According to a Royal Bank survey, two thirds of Canadians have been losing sleep over the state of their finances, and 22 per cent were worried about losing their jobs.

More surprisingly, more Canadians --20 per cent as opposed to 13 per cent the previous month -- thought the economy will get worse in the next year despite all the evidence that it is bouncing back strongly from recession.

The sneaking suspicion that the rebound is mostly smoke and mirrors has some validity, say economists, who like many ordinary Canadians also believe the bubble is about to be burst.

"The nagging feeling that it's too good to be true, there's something to that," said CIBC economist Benjamin Tal.

Tal's consumer capability index suggests that the Canadian economy is running on steroids, namely government stimulus and record-low interest rates, and will start sputtering when the boost is removed. That's only a few months away, he says.

The index looks at seven indicators of personal finances and they point to the fact that debt-ridden Canadians are spending beyond their means and when interest rates start rising in a few months, they will suddenly realize it.

A pile of worries is mounting for Canadian consumers: income growth remains flat and the cost of mortgages, consumer loans and lines of credit are increasing as well. Food and energy costs continue to rise and now ordinary Canadians face a bigger tax bite as governments try to wipe out their deficits.
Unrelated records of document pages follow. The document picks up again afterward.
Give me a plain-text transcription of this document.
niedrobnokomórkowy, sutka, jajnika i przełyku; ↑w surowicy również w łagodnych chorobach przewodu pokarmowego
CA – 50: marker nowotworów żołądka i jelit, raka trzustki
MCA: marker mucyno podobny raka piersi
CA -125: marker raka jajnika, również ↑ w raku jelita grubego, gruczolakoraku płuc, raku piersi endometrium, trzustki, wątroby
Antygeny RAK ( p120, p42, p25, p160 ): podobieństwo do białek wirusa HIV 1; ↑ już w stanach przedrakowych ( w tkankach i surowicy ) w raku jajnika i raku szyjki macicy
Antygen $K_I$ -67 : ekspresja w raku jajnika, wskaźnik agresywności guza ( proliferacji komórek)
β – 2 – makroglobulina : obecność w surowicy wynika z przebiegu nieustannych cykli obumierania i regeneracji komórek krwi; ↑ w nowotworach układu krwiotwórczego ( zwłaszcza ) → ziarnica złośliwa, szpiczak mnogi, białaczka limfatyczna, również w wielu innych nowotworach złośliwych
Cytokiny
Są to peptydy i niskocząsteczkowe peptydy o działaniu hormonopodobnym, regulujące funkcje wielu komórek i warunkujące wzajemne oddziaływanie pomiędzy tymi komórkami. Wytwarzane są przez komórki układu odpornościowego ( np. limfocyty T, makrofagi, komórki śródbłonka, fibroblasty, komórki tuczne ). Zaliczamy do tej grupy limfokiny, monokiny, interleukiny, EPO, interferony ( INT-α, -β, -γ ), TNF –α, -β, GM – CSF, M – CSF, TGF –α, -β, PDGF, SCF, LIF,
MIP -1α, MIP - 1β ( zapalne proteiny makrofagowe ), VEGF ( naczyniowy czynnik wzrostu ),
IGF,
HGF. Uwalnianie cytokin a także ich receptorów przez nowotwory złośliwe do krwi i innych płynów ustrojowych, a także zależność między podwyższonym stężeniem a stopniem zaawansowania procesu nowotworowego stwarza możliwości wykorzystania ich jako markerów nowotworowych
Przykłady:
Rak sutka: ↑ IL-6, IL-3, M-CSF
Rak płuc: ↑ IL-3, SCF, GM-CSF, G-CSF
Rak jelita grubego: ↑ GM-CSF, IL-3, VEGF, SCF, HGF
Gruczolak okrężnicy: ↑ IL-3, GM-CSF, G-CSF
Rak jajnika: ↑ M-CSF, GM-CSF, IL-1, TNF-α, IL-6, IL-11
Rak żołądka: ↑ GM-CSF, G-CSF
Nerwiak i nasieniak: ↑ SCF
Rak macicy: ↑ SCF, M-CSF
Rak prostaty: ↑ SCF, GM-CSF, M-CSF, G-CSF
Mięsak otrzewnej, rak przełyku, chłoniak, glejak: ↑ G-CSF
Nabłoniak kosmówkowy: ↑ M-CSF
On Thursday, the public outrage over Quebec's tax-hiking budget spilled into the streets as thousands of demonstrators clogged Old Montreal's business district.

Chanting, placard-waving protesters marched on behalf of numerous causes to denounce a budget that polls suggest is exceptionally unpopular because it piles new costs on Quebecers, including a sales-tax hike and new health-care user fees.

That kind of backlash by ordinary Quebecers suggests Canadians are worried about their financial future in a growing, but still fragile, economy.

In an interview, outgoing Bank of Canada senior deputy governor Paul Jenkins advised against irrational exuberance about the glowing output numbers being put up by the Canadian economy. The five per cent growth in the fourth quarter of 2009 was unexpected, and the 5.5 per cent growth that many believe the economy put in over the first quarter of 2010 is even more eye-popping.

But in his 37 years at the central bank, Jenkins has seen it all and cautions that turning points in the economy, particularly when the government has primed the pump with $46-billion in stimulus and the central bank has taken overnight rates to practically zero, can result in some weird numbers.

"It's important to take a perspective that looks beyond one or two quarters," Jenkins cautioned. "You need to think about when that stimulus rolls out. what's the economy going to look like."

Simply put, many Canadians may have been lured into spending on homes, cars, furniture and appliances before they otherwise would, which means they could be spending less in future.

That's just what the CIBC's Tal thinks has happened. He notes that over the last year, when in most months the economy was shrinking, household borrowing increased by seven per cent -- more than three times that of incomes.

Given the red-hot housing market, it's not surprising that 70 per cent of that has gone into mortgages as Canadians kept buying homes in the face of employment uncertainty. There's only one reason for that, says Tal -- mortgage rates were too good to pass up.

It could be that Canadians will keep on spending sufficiently to keep the economy afloat, says Toronto-area economist Dale Orr. Canadians haven't been as hard hit as their U.S. cousins and their house values haven't collapsed.

"Unlike most of the other counties, Canada's recession wasn't a financial market recession. Ours was an export recession," he noted.

Bank of Montreal economist Douglas Porter adds that a stronger-than-expected recovery in the U.S. will lift the Canadian economy even if consumers do slow spending.

But even Orr believes the economy will slow, and the Bank of Montreal's official forecast also calls for a more muted second half.

One significant brake, says Tal, will be government policy. Policy-makers were effective in backstopping the economy in rough times, and will be just as effective in applying the brakes when activity threatens to overheat.

"If you look at recoveries over the past 50 years, none of the recoveries were linear, and this will be the most non-linear of them all," noted Tal.

"There is so much artificial stimulus happening from the U.S. and Canada ... and the future is coming in the second half of the year when the government will be a negative for the economy."

Tal does not believe the reckoning will result in a double dip -- a true second recession -- but it will be enough to slow growth from the current five-per-cent clip to about two per cent.